Section 6110 of the Code authorizes counsel to agree in writing upon an abstract of the'record, by way of its abridgment on appeal. But no penalty is authorized in case counsel for either party should refuse to make such an agreement when proposed by the other. It appears that the answer and cross-bill of the respondent Fleming was wholly foreign to the issues and purposes of this appeal, and that it fills 11 of the 25 pages of the transcript of the proceedings. It should not have been included, but it was the duty of appellant’s counsel to either instruct the register in that regard or else to have moved seasonably for the expunction of the unnecessary matter.
But such a motion must be promptly made at the first opportunity, and comes too late afterwards. Barr v. Collier, 54 Ala. 39, 44. No motion has been made in this case, and the question is not properly before us.
The decree of the circuit court will be affirmed.
ANDERSON, C. J„ and. THOMAS and BOULDIN, JJ„ concur.

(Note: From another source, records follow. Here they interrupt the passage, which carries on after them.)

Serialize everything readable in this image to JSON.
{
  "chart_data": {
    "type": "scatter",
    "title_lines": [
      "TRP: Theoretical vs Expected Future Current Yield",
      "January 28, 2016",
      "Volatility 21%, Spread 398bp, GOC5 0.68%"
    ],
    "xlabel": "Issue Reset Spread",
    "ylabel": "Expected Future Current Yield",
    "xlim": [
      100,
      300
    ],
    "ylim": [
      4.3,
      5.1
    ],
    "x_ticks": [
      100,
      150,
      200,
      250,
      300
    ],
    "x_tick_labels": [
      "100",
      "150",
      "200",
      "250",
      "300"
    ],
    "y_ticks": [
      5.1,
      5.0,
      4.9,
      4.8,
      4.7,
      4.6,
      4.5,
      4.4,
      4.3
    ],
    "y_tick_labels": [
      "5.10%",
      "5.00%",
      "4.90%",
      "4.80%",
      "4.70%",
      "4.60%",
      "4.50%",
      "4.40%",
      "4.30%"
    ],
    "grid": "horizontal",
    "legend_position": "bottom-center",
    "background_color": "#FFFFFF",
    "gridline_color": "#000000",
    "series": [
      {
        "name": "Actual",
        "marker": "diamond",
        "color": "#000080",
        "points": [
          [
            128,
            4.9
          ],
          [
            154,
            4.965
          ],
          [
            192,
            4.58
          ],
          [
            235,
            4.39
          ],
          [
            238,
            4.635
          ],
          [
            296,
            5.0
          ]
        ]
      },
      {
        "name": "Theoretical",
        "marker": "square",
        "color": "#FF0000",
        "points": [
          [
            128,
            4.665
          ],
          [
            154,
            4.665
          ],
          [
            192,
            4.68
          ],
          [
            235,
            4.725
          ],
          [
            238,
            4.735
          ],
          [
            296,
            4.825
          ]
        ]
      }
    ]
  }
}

[REHEARING — SOMERVILLE, J.]
On Rehearing.
SOMERVILLE, J.
Conceding that the prayer of the bill seeks to charge the entire distributive interests of those respondents who are indebted to the estate of their mother, Nancy Stokes, with their respective debts, instead of their interests in that fraction of the lands descended from her — to which the equity of the charge is of course limited— yet this does not render the bill demurrable. In such a case the court will simply disregard the prayer, in so far as it prays for excessive relief, and decree according to the facts alleged and proved. Wilks v. Wilks, 176 Ala. 151, 57 So. 776; Pickens v. Clark, 203 Ala. 544, 84 So. 738.
The amendment to the bill of complaint does leave in doubt the disposition of the interest of John A. Stokes, but it sufficiently alleges, in the alternative, the interest of John A. or S. K. Fleming, as purchaser at execution sale. There will be no practical difficulty when the evidence is before the court.
Counsel conceive that we are repudiating the rule announced in Martin v. Cannon, 196 Ala. 151, 71 So. 996, viz., that in a hill for the sale of land for distribution the respective interests of the cotenants must be alleged. But that case is clearly distinguishable from this. There the bill showed that the respondent owned an undivided three-fourths interest, and the three complainants jointly an undivided one-fourth, and there was nothing to show in what proportion they owned their fourth. Here the entire estate except Fleming’s alternatively stated interest of one-tenth, came to the parties by descent, and, as matter of law — not of inference — it vested in equal parts in the heirs. Hence, on the facts alleged, the law deter'mineg the interest of each cotenant, which is a matter of mathematical computation merely. In such a case a specific allegation in figures is not essential. To require it would be a sheer technicality, which we cannot sanction. We find no reason for changing our conclusions, and the petition for rehearing will be overruled.
ANDERSON, C. J., and THOMAS and BOULDIN, JJ., concur.